For the first time, I’ve never seen a middle aged man so excited about a sale. He came into class with a giant shopping bag and a look of triumph on his face. He had just won battling against a little old lady for some bed sheets.
But of course, they weren’t just ANY bed sheets — they were Italian percale weave, Egyptian cotton with a half price tag. He paid over $250 for them and was extremely proud of his bargain.
To me, they just looked like any regular white bed sheets, similar to the $25 ones I got online. He wasn’t too happy with my judgement of them.
“They’re made with a thousand thread count” he told me, like it was meant to mean something.
$250 is a lot of money.
Or perhaps I was just a broke University student that didn’t have the motivation to personally experience the finer qualities of expensive bedspreads.
1000 thread count is a bit of a gimmick
Because you can only physically fit about 500 visible threads in per square inch.

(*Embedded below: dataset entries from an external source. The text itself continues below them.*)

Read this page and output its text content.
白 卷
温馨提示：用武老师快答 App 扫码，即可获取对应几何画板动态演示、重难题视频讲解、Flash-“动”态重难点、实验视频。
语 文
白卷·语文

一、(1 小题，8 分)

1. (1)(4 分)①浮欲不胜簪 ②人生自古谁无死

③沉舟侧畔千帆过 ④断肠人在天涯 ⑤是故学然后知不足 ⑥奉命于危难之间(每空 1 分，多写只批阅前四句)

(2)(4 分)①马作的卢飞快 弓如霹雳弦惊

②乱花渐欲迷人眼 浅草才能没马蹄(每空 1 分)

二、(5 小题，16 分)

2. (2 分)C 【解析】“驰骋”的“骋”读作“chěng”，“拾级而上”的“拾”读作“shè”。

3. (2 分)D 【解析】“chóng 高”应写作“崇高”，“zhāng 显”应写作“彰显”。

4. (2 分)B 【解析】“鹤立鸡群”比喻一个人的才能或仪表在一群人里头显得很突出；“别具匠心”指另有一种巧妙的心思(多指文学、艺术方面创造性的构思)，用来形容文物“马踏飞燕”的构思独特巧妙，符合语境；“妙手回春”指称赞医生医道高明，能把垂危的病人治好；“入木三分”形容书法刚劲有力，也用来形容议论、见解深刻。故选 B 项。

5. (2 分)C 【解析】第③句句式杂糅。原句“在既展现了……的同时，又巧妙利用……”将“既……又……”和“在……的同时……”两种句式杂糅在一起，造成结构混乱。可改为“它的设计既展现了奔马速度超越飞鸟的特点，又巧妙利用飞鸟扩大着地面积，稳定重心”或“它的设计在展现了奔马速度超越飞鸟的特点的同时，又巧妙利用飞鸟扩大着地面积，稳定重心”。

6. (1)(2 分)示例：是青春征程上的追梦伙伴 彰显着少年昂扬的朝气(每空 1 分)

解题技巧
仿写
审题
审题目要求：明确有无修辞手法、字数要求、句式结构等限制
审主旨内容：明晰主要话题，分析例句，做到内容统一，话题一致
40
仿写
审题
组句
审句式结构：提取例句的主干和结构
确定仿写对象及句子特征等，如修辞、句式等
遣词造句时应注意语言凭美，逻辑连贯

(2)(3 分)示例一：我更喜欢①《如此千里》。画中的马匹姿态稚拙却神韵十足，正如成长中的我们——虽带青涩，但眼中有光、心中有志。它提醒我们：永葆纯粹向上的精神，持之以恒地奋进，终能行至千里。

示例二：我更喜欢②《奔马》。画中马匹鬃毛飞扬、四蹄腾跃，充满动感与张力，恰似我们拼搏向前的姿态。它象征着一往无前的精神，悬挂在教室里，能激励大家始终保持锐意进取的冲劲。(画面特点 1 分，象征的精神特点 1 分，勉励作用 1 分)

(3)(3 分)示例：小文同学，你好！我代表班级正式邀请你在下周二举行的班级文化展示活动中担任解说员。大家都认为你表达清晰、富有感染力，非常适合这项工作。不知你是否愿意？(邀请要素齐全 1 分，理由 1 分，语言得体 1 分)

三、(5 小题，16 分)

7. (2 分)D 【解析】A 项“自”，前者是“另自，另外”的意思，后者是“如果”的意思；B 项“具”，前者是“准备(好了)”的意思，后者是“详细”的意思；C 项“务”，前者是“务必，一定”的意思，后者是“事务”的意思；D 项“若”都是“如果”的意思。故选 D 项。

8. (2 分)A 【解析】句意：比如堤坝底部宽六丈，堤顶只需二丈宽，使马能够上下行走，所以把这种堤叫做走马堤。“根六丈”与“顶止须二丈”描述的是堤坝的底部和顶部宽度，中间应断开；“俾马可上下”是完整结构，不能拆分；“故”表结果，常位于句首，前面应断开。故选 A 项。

There is a general misconception that the higher the thread count, the better. But the truth is, there are many ways to bump up that number based on how you count it.
If you look closely at a piece of thread, you will find that the twisted strand is made from multiple threads. Each of these individual threads is called a ply. This is done to increase the tensile strength of a single piece.
The higher the number of ply in a single twisted thread, the the higher the tensile strength. It increases the overall thickness of the thread as well.
In a 4-ply thread, each individual thread is twisted into a pair and then together again to form a single visible thread. Rather than counting that particular thread as one, manufacturers count the ‘hidden’ threads and add it to the final labeling.
So in reality, there may only be visible 250 threads in a bed sheet per square inch. But if you count the hidden threads instead, but with the added hidden threads (250 x 4 ply per thread), the bed sheet is advertised with 1000 thread count.
Is this deceptive marketing?
Yes and no.
There is a thousand pieces of thread per square inch. It’s not an outright lie. Retailers are merely relying on our general misconception that the higher the thread count, the better the quality.
Ignorance is beneficial and costly.
A higher thread count doesn’t guarantee that it’s going to be worth the money. If it’s made from low grade cotton, there’s no way to salvage or increase it’s overall quality.
But how do you define quality in a bed sheet? Is it the breathability of the material? The feeling of it against your naked skin? Or its ability to survive a nuclear war?
Made in Egypt, imported from China
I’ve always found the emphasis on Egyptian cotton an interesting one. There’s made in Italy, Germany and Switzerland but always with Egyptian cotton. Any other kind and you’re guaranteed that it won’t cost half your rent.
So why Egyptian cotton?
Something about the hot climate, soil and overall agricultural set up in Egypt allows the country to grow stronger fibers that can be turned into thinner threads. These fibers are then used to create stronger and finer sheets. When mixed with marketing and higher prices for the product, having the Egyptian cotton label is an advertiser’s dream.
But real Egyptian cotton is expensive and only makes up 2.5% of global production. So how is it possible that every single bed sheet is made with Egyptian cotton?
Advertising is the art of enhancing something out of nothing. Price is the first indication of fakery.
When bed sheets are selling less than $500, there is a high chance that it’s not 100% the real deal. Cotton sources can be mixed and matched. The lower the price, the smaller the percentage of actual Egyptian cotton in the sheet.
Some even go as far as placing ‘Made in Egypt’ but it doesn’t necessarily mean that the cotton used is of Egyptian origins.
In 2001, the Egyptian ministry of Economy and Foreign Trade developed an international trademark logo with the words ‘Egyptian Cotton’ underneath to help promote authenticity. According to the registration certificate, the trademark can only be used by verified and authorized entities and “is intended to certify that the products…contain 100% Egyptian Barbadence cotton”.
The deception of luxury
Paying more for something often gives the feeling of luxury. This also impacts on durability and personal perception of the item. If you’ve spent more than a day’s wage on something, you’re more likely to take care of it.
Would I ever spend $250 on bed sheets?
Most likely not.
While we may spend a good chunk of out lives in bed, I am happy with my $25 set. I may splash out on a $50 set later in the year but currently, I do not find it financially justifiable.
I am curious though what it feels like to sleep on the real deal of 100%, single ply Egyptian cotton and if it lives up to its price. But perhaps I will never know.